Dans son document, Microsoft explique en outre que trois jeux exclusifs ont d’ores et déjà sélectionnés pour l’avenir, mais que ceux-ci émanent du studio Bethesda, dont la société a fait l’acquisition en 2020. À l’époque, elle assurait néanmoins que le jeu Starfield ne deviendrait pas exclusif à son écosystème. Depuis la complétion du rachat, elle a fait marche arrière.

Une galère réglementaire pour la FTC ?

Comme l’explique le Wall Street Journal, cette affaire est complexe d’un point de vue réglementaire pour l’autorité de la concurrence américaine. Il s’agit en effet d’une « fusion verticale », ce qui signifie que Microsoft veut acheter une entreprise de sa chaîne d’approvisionnement plutôt qu’un concurrent direct. Son argument attestant que la concurrence sera affectée peut être considéré comme non recevable. En revanche, la FTC peut faire valoir que la transaction mettrait indirectement les consommateurs en danger, par exemple en permettant l’utilisation abusive d’informations sensibles sur les concurrents par l’entreprise.
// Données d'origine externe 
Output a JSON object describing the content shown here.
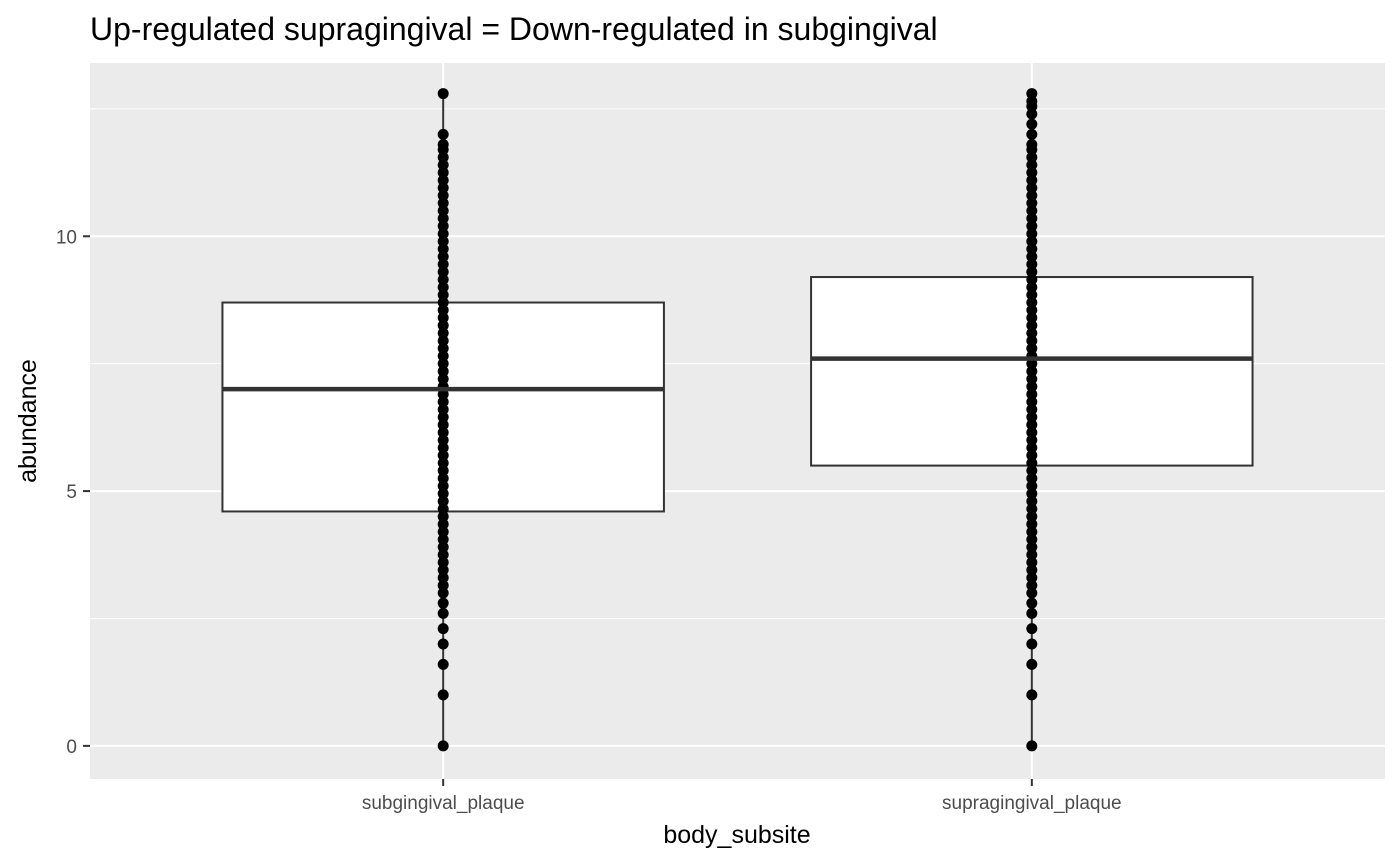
{
  "chart_data": {
    "type": "box",
    "title": "Up-regulated supragingival = Down-regulated in subgingival",
    "xlabel": "body_subsite",
    "ylabel": "abundance",
    "categories": [
      "subgingival_plaque",
      "supragingival_plaque"
    ],
    "ylim": [
      -0.65,
      13.4
    ],
    "yticks": [
      0,
      5,
      10
    ],
    "ytick_labels": [
      "0",
      "5",
      "10"
    ],
    "grid": true,
    "boxes": [
      {
        "category": "subgingival_plaque",
        "q1": 4.6,
        "median": 7.0,
        "q3": 8.7,
        "whisker_low": 0.0,
        "whisker_high": 12.8,
        "points": [
          0.0,
          1.0,
          1.6,
          2.0,
          2.3,
          2.6,
          2.8,
          3.0,
          3.15,
          3.3,
          3.45,
          3.6,
          3.75,
          3.9,
          4.05,
          4.2,
          4.35,
          4.5,
          4.65,
          4.8,
          4.95,
          5.1,
          5.25,
          5.4,
          5.55,
          5.7,
          5.85,
          6.0,
          6.15,
          6.3,
          6.45,
          6.6,
          6.75,
          6.9,
          7.05,
          7.2,
          7.35,
          7.5,
          7.65,
          7.8,
          7.95,
          8.1,
          8.25,
          8.4,
          8.55,
          8.7,
          8.85,
          9.0,
          9.15,
          9.3,
          9.45,
          9.6,
          9.75,
          9.9,
          10.05,
          10.2,
          10.35,
          10.5,
          10.65,
          10.8,
          10.95,
          11.1,
          11.25,
          11.4,
          11.55,
          11.7,
          11.8,
          12.0,
          12.8
        ]
      },
      {
        "category": "supragingival_plaque",
        "q1": 5.5,
        "median": 7.6,
        "q3": 9.2,
        "whisker_low": 0.0,
        "whisker_high": 12.8,
        "points": [
          0.0,
          1.0,
          1.6,
          2.0,
          2.3,
          2.6,
          2.8,
          3.0,
          3.15,
          3.3,
          3.45,
          3.6,
          3.75,
          3.9,
          4.05,
          4.2,
          4.35,
          4.5,
          4.65,
          4.8,
          4.95,
          5.1,
          5.25,
          5.4,
          5.55,
          5.7,
          5.85,
          6.0,
          6.15,
          6.3,
          6.45,
          6.6,
          6.75,
          6.9,
          7.05,
          7.2,
          7.35,
          7.5,
          7.65,
          7.8,
          7.95,
          8.1,
          8.25,
          8.4,
          8.55,
          8.7,
          8.85,
          9.0,
          9.15,
          9.3,
          9.45,
          9.6,
          9.75,
          9.9,
          10.05,
          10.2,
          10.35,
          10.5,
          10.65,
          10.8,
          10.95,
          11.1,
          11.25,
          11.4,
          11.55,
          11.7,
          11.8,
          12.0,
          12.2,
          12.4,
          12.55,
          12.65,
          12.8
        ]
      }
    ],
    "colors": {
      "panel_background": "#ebebeb",
      "grid_line": "#ffffff",
      "box_fill": "#ffffff",
      "box_line": "#333333",
      "point": "#000000",
      "tick_label": "#4d4d4d",
      "text": "#000000"
    }
  }
}
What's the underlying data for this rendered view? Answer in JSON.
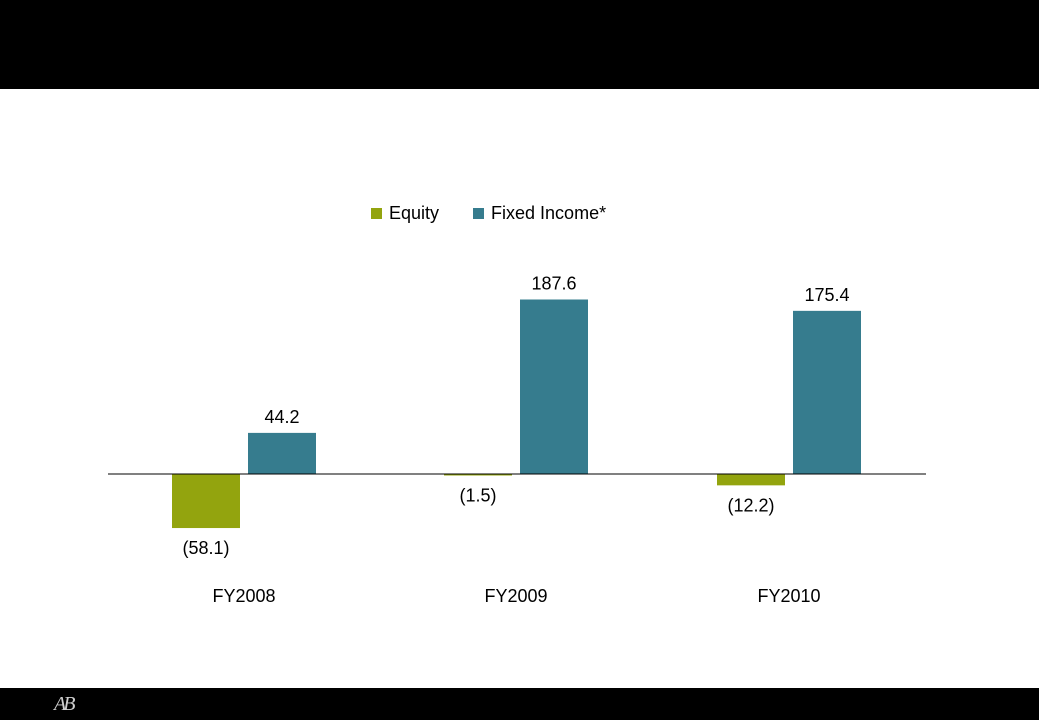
{
  "footer": {
    "logo_text": "AB"
  },
  "colors": {
    "equity": "#93a40e",
    "fixed_income": "#367c8e",
    "bar_top": "#000000"
  },
  "chart_data": {
    "type": "bar",
    "categories": [
      "FY2008",
      "FY2009",
      "FY2010"
    ],
    "series": [
      {
        "name": "Equity",
        "values": [
          -58.1,
          -1.5,
          -12.2
        ],
        "labels": [
          "(58.1)",
          "(1.5)",
          "(12.2)"
        ]
      },
      {
        "name": "Fixed Income*",
        "values": [
          44.2,
          187.6,
          175.4
        ],
        "labels": [
          "44.2",
          "187.6",
          "175.4"
        ]
      }
    ],
    "legend": "top-center",
    "grid": false
  }
}
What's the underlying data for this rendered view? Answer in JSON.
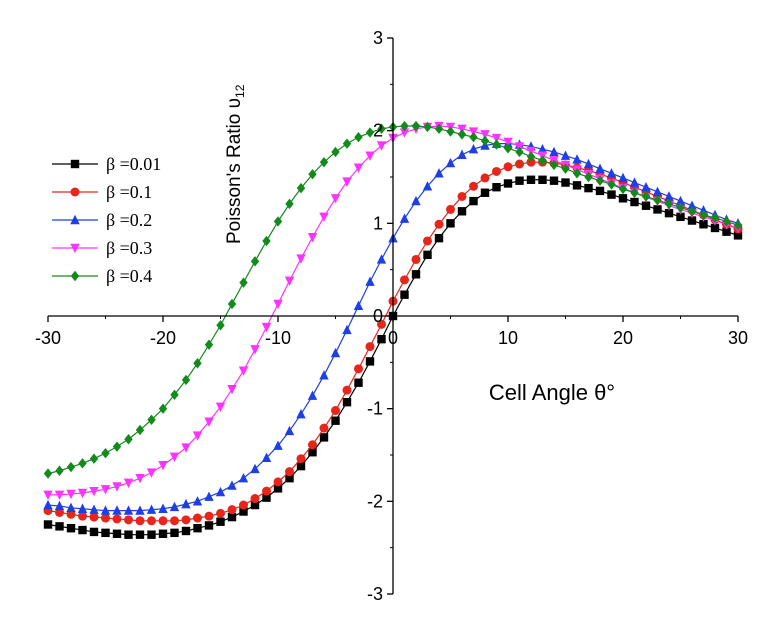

L’affaire doit désormais être portée devant Michael Chappell, le juge administratif de la FTC. De leur côté, Activision Blizzard et Microsoft, qui veulent conclure la transaction en juin 2023, ont déclaré que la décision de la FTC violait leur droit à une procédure régulière en vertu du cinquième amendement de la Constitution des États-Unis.

En marge de cela, un groupe de gamers américains a déposé plainte contre Microsoft avec l’objectif de bloquer le rachat. Ils estiment que celui-ci aurait des répercussions négatives sur l’ensemble du secteur, concurrence, environnement de travail et consommateurs compris.